The woman at the HRTO Legal Centre will only say to me now, after hearing the first part of my Application (about this being about a doctor) that they don’t deal with cases about doctors’ medical decisions. That is how this situation started – regarding a medical decision made by the doctor, but it has gone way beyond that. In fact, looking back at it more objectively, I believe the main incident for the HRTO (since he has been absolved of responsibility of  treating me inadequately and carelessly) must then at least be about the damning reports the doctor wrote about me, no doubt egged on by his loyal staff.  This will get sorted out, as time goes on. It is just difficult to pull it all together when others say that’s not allowed, or that’s not the problem.

I wonder if the participants in this in entire situation were knowledgeable enough to realize that the larger they make it – the more complex and involving more people than just the doctor – the less likely it becomes that the HRTO or any other complaints system I went to would see as an issue they can resolve – or was it simply that they figured if they ganged up on me, I would give up and go away. According to the doctor’s reports, not just one or two, but all his admin staff accused me of being rude. I only recall seeing two of them – the front desk clerk and the person who showed me to my appointment, but then there was the audio clerk too. And the appointment-taker, so named because she was only the voice on the other end of the telephone, there to make – and break – appointments.

I tried to explain that at one point, probably in the Application, that part of that problem, the one with the front desk clerk, could have been a matter of perception (with discrimination as its basis).  If she, as secretary of the doctor, saw herself as above the patients – or above some patients – they may consider it rude even if the patient speaks to attempt to understand something.

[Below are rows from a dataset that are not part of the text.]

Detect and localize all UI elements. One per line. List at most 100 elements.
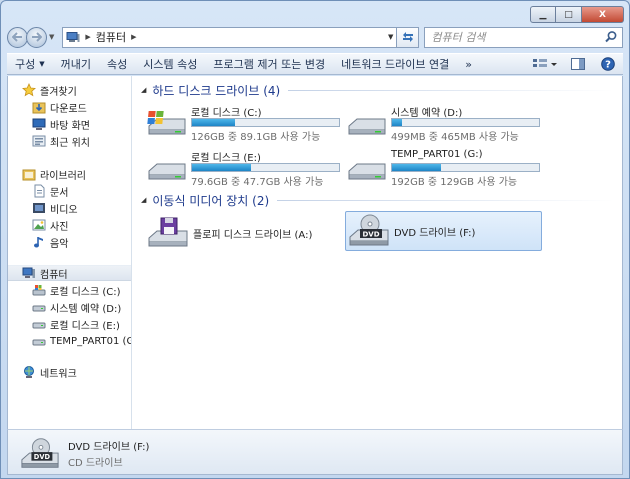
nav-label: 로컬 디스크 (E:)	[50, 320, 120, 332]
forward-arrow-icon	[32, 32, 42, 42]
drive-tile-c[interactable]: 로컬 디스크 (C:) 126GB 중 89.1GB 사용 가능	[147, 104, 342, 143]
hard-drive-icon	[348, 118, 386, 135]
properties-button[interactable]: 속성	[99, 54, 135, 74]
hard-drive-icon	[148, 163, 186, 180]
desktop-icon	[32, 118, 46, 130]
pictures-icon	[32, 219, 46, 231]
forward-button[interactable]	[26, 26, 47, 48]
navigation-pane: 즐겨찾기 다운로드 바탕 화면 최근 위치 라이브러리 문서 비디오 사진 음악…	[8, 76, 132, 429]
drive-tile-floppy[interactable]: 플로피 디스크 드라이브 (A:)	[147, 213, 343, 253]
nav-buttons: ▼	[7, 26, 54, 48]
change-view-button[interactable]	[527, 54, 563, 74]
preview-pane-button[interactable]	[563, 54, 593, 74]
documents-icon	[34, 184, 45, 198]
nav-computer[interactable]: 컴퓨터	[8, 265, 131, 281]
minimize-button[interactable]: ▁	[530, 6, 556, 23]
drive-name: 로컬 디스크 (E:)	[191, 153, 261, 164]
drive-usage-fill	[392, 119, 403, 126]
breadcrumb-computer[interactable]: 컴퓨터	[96, 29, 126, 45]
drive-usage-bar	[391, 118, 540, 127]
libraries-icon	[22, 169, 36, 181]
nav-recent-places[interactable]: 최근 위치	[32, 133, 131, 149]
drive-name: DVD 드라이브 (F:)	[394, 227, 476, 239]
dvd-logo-text: DVD	[34, 453, 51, 461]
drive-usage-bar	[191, 118, 340, 127]
nav-label: 다운로드	[50, 103, 87, 115]
nav-drive-e[interactable]: 로컬 디스크 (E:)	[32, 316, 131, 332]
hard-drive-icon	[348, 163, 386, 180]
collapse-triangle-icon[interactable]: ◢	[141, 196, 146, 204]
breadcrumb-arrow-icon[interactable]: ▶	[131, 33, 136, 41]
preview-pane-icon	[571, 58, 585, 70]
address-bar[interactable]: ▶ 컴퓨터 ▶ ▼	[62, 26, 398, 48]
refresh-button[interactable]	[397, 26, 420, 48]
nav-videos[interactable]: 비디오	[32, 200, 131, 216]
nav-pictures[interactable]: 사진	[32, 217, 131, 233]
downloads-folder-icon	[32, 102, 46, 114]
group-header-removable[interactable]: ◢ 이동식 미디어 장치 (2)	[141, 192, 614, 208]
system-properties-button[interactable]: 시스템 속성	[135, 54, 205, 74]
collapse-triangle-icon[interactable]: ◢	[141, 86, 146, 94]
nav-label: 문서	[50, 187, 69, 199]
nav-label: 네트워크	[40, 368, 77, 380]
nav-label: 음악	[50, 238, 69, 250]
computer-icon	[66, 31, 80, 42]
search-icon[interactable]	[604, 30, 618, 44]
maximize-button[interactable]: □	[556, 6, 582, 23]
eject-label: 꺼내기	[60, 58, 92, 71]
dvd-logo-text: DVD	[362, 231, 379, 239]
uninstall-program-label: 프로그램 제거 또는 변경	[213, 58, 326, 71]
nav-favorites[interactable]: 즐겨찾기	[22, 82, 131, 98]
drive-usage-fill	[192, 164, 251, 171]
drive-name: 시스템 예약 (D:)	[391, 108, 463, 119]
close-button[interactable]: X	[582, 6, 624, 23]
properties-label: 속성	[107, 58, 128, 71]
nav-label: 컴퓨터	[40, 269, 68, 281]
nav-drive-d[interactable]: 시스템 예약 (D:)	[32, 299, 131, 315]
eject-button[interactable]: 꺼내기	[53, 54, 99, 74]
more-commands-label: »	[465, 57, 473, 71]
address-dropdown-icon[interactable]: ▼	[388, 33, 393, 41]
drive-name: 플로피 디스크 드라이브 (A:)	[193, 229, 313, 241]
more-commands-button[interactable]: »	[457, 54, 480, 74]
computer-icon	[22, 267, 35, 278]
dvd-drive-icon: DVD	[349, 214, 389, 246]
floppy-drive-icon	[148, 217, 188, 247]
back-button[interactable]	[7, 26, 28, 48]
group-header-hard-drives[interactable]: ◢ 하드 디스크 드라이브 (4)	[141, 82, 614, 98]
back-arrow-icon	[12, 32, 22, 42]
search-box[interactable]	[424, 26, 623, 48]
drive-tile-e[interactable]: 로컬 디스크 (E:) 79.6GB 중 47.7GB 사용 가능	[147, 149, 342, 188]
nav-label: 시스템 예약 (D:)	[50, 303, 122, 315]
network-icon	[24, 366, 34, 378]
nav-music[interactable]: 음악	[32, 234, 131, 250]
drive-tile-d[interactable]: 시스템 예약 (D:) 499MB 중 465MB 사용 가능	[347, 104, 542, 143]
nav-libraries[interactable]: 라이브러리	[22, 166, 131, 182]
uninstall-program-button[interactable]: 프로그램 제거 또는 변경	[205, 54, 333, 74]
star-icon	[22, 83, 36, 97]
drive-usage-fill	[392, 164, 441, 171]
group-header-label: 이동식 미디어 장치 (2)	[152, 193, 270, 208]
nav-drive-g[interactable]: TEMP_PART01 (G:)	[32, 333, 131, 349]
drive-size: 126GB 중 89.1GB 사용 가능	[191, 132, 321, 143]
search-input[interactable]	[431, 30, 592, 44]
nav-drive-c[interactable]: 로컬 디스크 (C:)	[32, 282, 131, 298]
drive-tile-dvd[interactable]: DVD DVD 드라이브 (F:)	[345, 211, 542, 251]
navigation-bar: ▼ ▶ 컴퓨터 ▶ ▼	[7, 25, 623, 49]
help-button[interactable]: ?	[593, 54, 623, 74]
breadcrumb-arrow-icon[interactable]: ▶	[85, 33, 90, 41]
nav-documents[interactable]: 문서	[32, 183, 131, 199]
map-network-drive-button[interactable]: 네트워크 드라이브 연결	[333, 54, 457, 74]
nav-downloads[interactable]: 다운로드	[32, 99, 131, 115]
hard-drive-icon	[32, 339, 46, 346]
music-note-icon	[34, 237, 43, 248]
nav-label: 라이브러리	[40, 170, 86, 182]
caption-buttons: ▁ □ X	[530, 6, 624, 23]
group-header-label: 하드 디스크 드라이브 (4)	[152, 83, 281, 98]
svg-text:?: ?	[605, 60, 611, 71]
nav-desktop[interactable]: 바탕 화면	[32, 116, 131, 132]
drive-tile-g[interactable]: TEMP_PART01 (G:) 192GB 중 129GB 사용 가능	[347, 149, 542, 188]
nav-network[interactable]: 네트워크	[22, 364, 131, 380]
recent-pages-dropdown-icon[interactable]: ▼	[49, 33, 54, 41]
organize-menu[interactable]: 구성 ▼	[7, 54, 53, 74]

Treating patients as children is one form of ageism – as people not competent, or on the other hand as not worthy, being only patients in the hierarchy. Besides that, the front-desk clerk may also have had poor self-esteem, and thought I was being critical of her, which I wasn’t. I just thought that, 2 years down the road, I could try to make sure that my reports didn’t keep going to the original referring doctor. On the other hand, her behaviour (which wasn’t immediate, only coming to light weeks later) may have been done to me to turn the tables, as it were, knowing that I realized I was being shortchanged on the diagnostic test that had been offered me. Thus, accusing me of being rude, in effect, treating me like a child, was to do the opposite of what I was about to bring into the open, the fact that the doctor saw it okay to treat me, an older female, having no family close by and no husband, the way he did. Thus, by the doctor accusing me of being rude, the real reason behind my attempts to get answers about the test I was being offered, when I had already been dismissed so quickly by the doctor at the appointment, was at risk of being ignored completely.

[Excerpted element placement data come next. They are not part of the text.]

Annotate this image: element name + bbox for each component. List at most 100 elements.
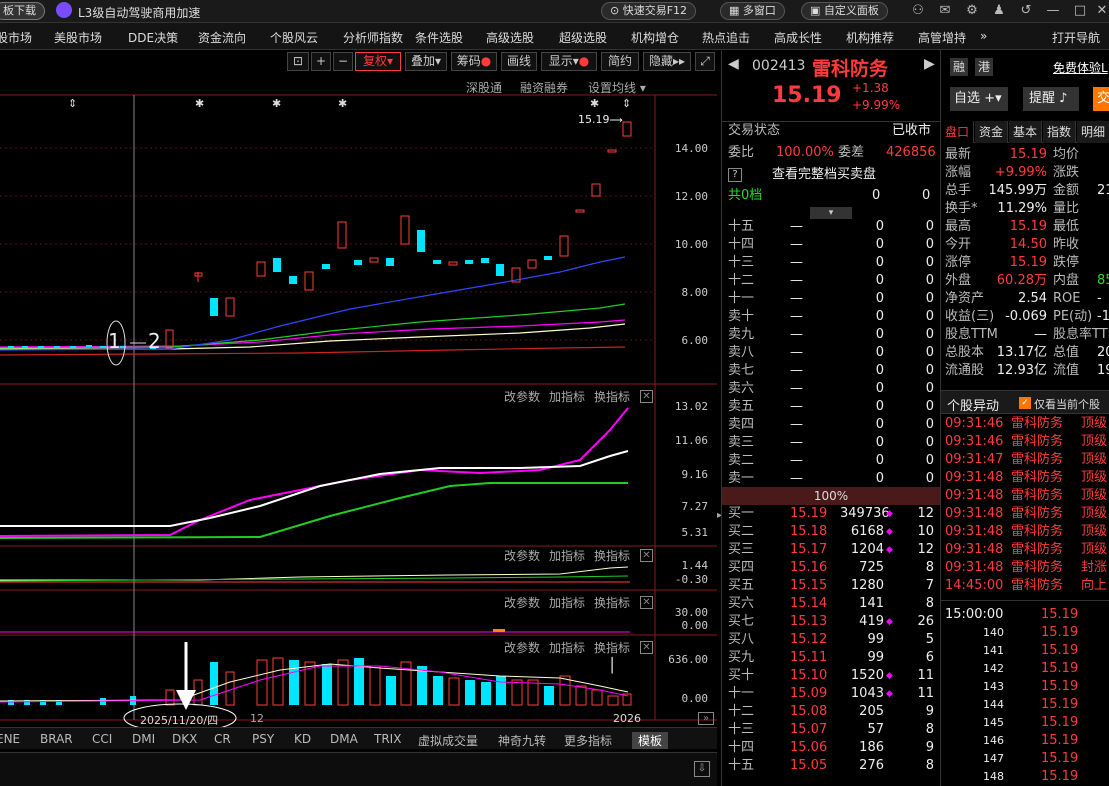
book-row[interactable]: 卖二 — 0 0 <box>722 452 940 470</box>
book-row[interactable]: 卖七 — 0 0 <box>722 362 940 380</box>
settings-icon[interactable]: ⚙ <box>964 3 980 19</box>
book-row[interactable]: 十一 — 0 0 <box>722 290 940 308</box>
sub2-add-indicator[interactable]: 加指标 <box>549 547 585 564</box>
close-icon[interactable]: ✕ <box>640 549 653 562</box>
menu-item-12[interactable]: 机构推荐 <box>846 29 894 46</box>
only-current-checkbox[interactable]: ✓ <box>1019 397 1031 409</box>
menu-item-13[interactable]: 高管增持 <box>918 29 966 46</box>
multi-window-button[interactable]: ▦ 多窗口 <box>720 2 785 20</box>
menu-item-3[interactable]: 资金流向 <box>198 29 246 46</box>
add-watchlist-button[interactable]: 自选 +▾ <box>950 87 1008 111</box>
indicator-tab-10[interactable]: 虚拟成交量 <box>418 732 478 749</box>
shirt-icon[interactable]: ♟ <box>991 3 1007 19</box>
custom-panel-button[interactable]: ▣ 自定义面板 <box>801 2 888 20</box>
book-row[interactable]: 买二 15.18 6168 ◆ 10 <box>722 523 940 541</box>
sub4-modify-params[interactable]: 改参数 <box>504 639 540 656</box>
book-row[interactable]: 十五 15.05 276 8 <box>722 757 940 775</box>
book-row[interactable]: 卖四 — 0 0 <box>722 416 940 434</box>
book-row[interactable]: 十四 15.06 186 9 <box>722 739 940 757</box>
book-row[interactable]: 十二 — 0 0 <box>722 272 940 290</box>
trade-button[interactable]: 交 <box>1093 87 1109 111</box>
alert-row[interactable]: 09:31:46 雷科防务 顶级 <box>941 433 1109 451</box>
quick-trade-button[interactable]: ⊙ 快速交易F12 <box>601 2 697 20</box>
sub1-modify-params[interactable]: 改参数 <box>504 388 540 405</box>
download-icon[interactable]: ⇩ <box>694 761 710 777</box>
book-row[interactable]: 卖一 — 0 0 <box>722 470 940 488</box>
sub3-add-indicator[interactable]: 加指标 <box>549 594 585 611</box>
scroll-right-icon[interactable]: » <box>698 712 714 725</box>
book-row[interactable]: 十二 15.08 205 9 <box>722 703 940 721</box>
skin-icon[interactable]: ⚇ <box>910 3 926 19</box>
indicator-tab-8[interactable]: DMA <box>330 732 358 746</box>
book-row[interactable]: 买六 15.14 141 8 <box>722 595 940 613</box>
sub1-add-indicator[interactable]: 加指标 <box>549 388 585 405</box>
indicator-tab-4[interactable]: DKX <box>172 732 197 746</box>
next-stock-icon[interactable]: ▶ <box>924 56 935 72</box>
sub2-switch-indicator[interactable]: 换指标 <box>594 547 630 564</box>
indicator-tab-0[interactable]: ENE <box>0 732 20 746</box>
menu-item-8[interactable]: 超级选股 <box>559 29 607 46</box>
close-icon[interactable]: ✕ <box>1094 3 1109 19</box>
close-icon[interactable]: ✕ <box>640 641 653 654</box>
indicator-tab-2[interactable]: CCI <box>92 732 112 746</box>
sub4-switch-indicator[interactable]: 换指标 <box>594 639 630 656</box>
menu-item-4[interactable]: 个股风云 <box>270 29 318 46</box>
indicator-tab-7[interactable]: KD <box>294 732 311 746</box>
promo-text[interactable]: L3级自动驾驶商用加速 <box>78 4 200 21</box>
full-book-button[interactable]: ? 查看完整档买卖盘 <box>722 166 940 184</box>
alert-row[interactable]: 09:31:46 雷科防务 顶级 <box>941 415 1109 433</box>
maximize-icon[interactable]: □ <box>1072 3 1088 19</box>
sub4-add-indicator[interactable]: 加指标 <box>549 639 585 656</box>
book-row[interactable]: 买九 15.11 99 6 <box>722 649 940 667</box>
indicator-tab-1[interactable]: BRAR <box>40 732 73 746</box>
alert-row[interactable]: 09:31:48 雷科防务 顶级 <box>941 487 1109 505</box>
info-tab-4[interactable]: 明细 <box>1077 121 1109 143</box>
info-tab-2[interactable]: 基本 <box>1009 121 1042 143</box>
book-row[interactable]: 卖五 — 0 0 <box>722 398 940 416</box>
menu-item-6[interactable]: 条件选股 <box>415 29 463 46</box>
undo-icon[interactable]: ↺ <box>1018 3 1034 19</box>
close-icon[interactable]: ✕ <box>640 390 653 403</box>
book-row[interactable]: 十三 — 0 0 <box>722 254 940 272</box>
menu-item-15[interactable]: 打开导航 <box>1052 29 1100 46</box>
close-icon[interactable]: ✕ <box>640 596 653 609</box>
book-row[interactable]: 卖九 — 0 0 <box>722 326 940 344</box>
sub2-modify-params[interactable]: 改参数 <box>504 547 540 564</box>
info-tab-3[interactable]: 指数 <box>1043 121 1076 143</box>
indicator-tab-9[interactable]: TRIX <box>374 732 401 746</box>
alert-row[interactable]: 14:45:00 雷科防务 向上 <box>941 577 1109 595</box>
book-row[interactable]: 买三 15.17 1204 ◆ 12 <box>722 541 940 559</box>
menu-item-14[interactable]: » <box>980 29 987 43</box>
book-row[interactable]: 十五 — 0 0 <box>722 218 940 236</box>
info-tab-1[interactable]: 资金 <box>975 121 1008 143</box>
book-row[interactable]: 买一 15.19 349736 ◆ 12 <box>722 505 940 523</box>
prev-stock-icon[interactable]: ◀ <box>728 56 739 72</box>
sub3-switch-indicator[interactable]: 换指标 <box>594 594 630 611</box>
sub3-modify-params[interactable]: 改参数 <box>504 594 540 611</box>
hk-tag[interactable]: 港 <box>975 58 993 76</box>
minimize-icon[interactable]: — <box>1045 3 1061 19</box>
free-trial-link[interactable]: 免费体验L <box>1053 59 1108 76</box>
menu-item-2[interactable]: DDE决策 <box>128 29 178 46</box>
download-button[interactable]: 板下载 <box>0 2 45 20</box>
info-tab-0[interactable]: 盘口 <box>941 121 974 143</box>
book-row[interactable]: 卖三 — 0 0 <box>722 434 940 452</box>
menu-item-10[interactable]: 热点追击 <box>702 29 750 46</box>
book-row[interactable]: 卖十 — 0 0 <box>722 308 940 326</box>
sub1-switch-indicator[interactable]: 换指标 <box>594 388 630 405</box>
alert-row[interactable]: 09:31:48 雷科防务 顶级 <box>941 523 1109 541</box>
message-icon[interactable]: ✉ <box>937 3 953 19</box>
book-row[interactable]: 十三 15.07 57 8 <box>722 721 940 739</box>
book-row[interactable]: 买五 15.15 1280 7 <box>722 577 940 595</box>
book-row[interactable]: 十一 15.09 1043 ◆ 11 <box>722 685 940 703</box>
alert-row[interactable]: 09:31:48 雷科防务 封涨 <box>941 559 1109 577</box>
indicator-tab-3[interactable]: DMI <box>132 732 155 746</box>
alert-row[interactable]: 09:31:48 雷科防务 顶级 <box>941 541 1109 559</box>
book-row[interactable]: 买四 15.16 725 8 <box>722 559 940 577</box>
book-row[interactable]: 卖八 — 0 0 <box>722 344 940 362</box>
indicator-tab-11[interactable]: 神奇九转 <box>498 732 546 749</box>
indicator-tab-13[interactable]: 模板 <box>632 732 669 749</box>
margin-tag[interactable]: 融 <box>950 58 968 76</box>
menu-item-0[interactable]: 股市场 <box>0 29 32 46</box>
alert-button[interactable]: 提醒 ♪ <box>1023 87 1079 111</box>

I have been put in a situation of trying to understand why this or that happened to me, and whether it was legitimately a case of discrimination on the grounds of one or more of sex and age, and marital and family status.  And I have had to do it for every incident, of which there were nine in the Application I made – 9 incidents, 7 individuals. If the HRO believes in social justice, I hope they would make it as bearable as possible for me to engage with them in achieving a just solution.  

At this time, there is a delay in processing new Applications, I have been informed, which are taken in the order they are received.  So, meanwhile, no caseworker has been assigned to my Application, made on November 6, 2017.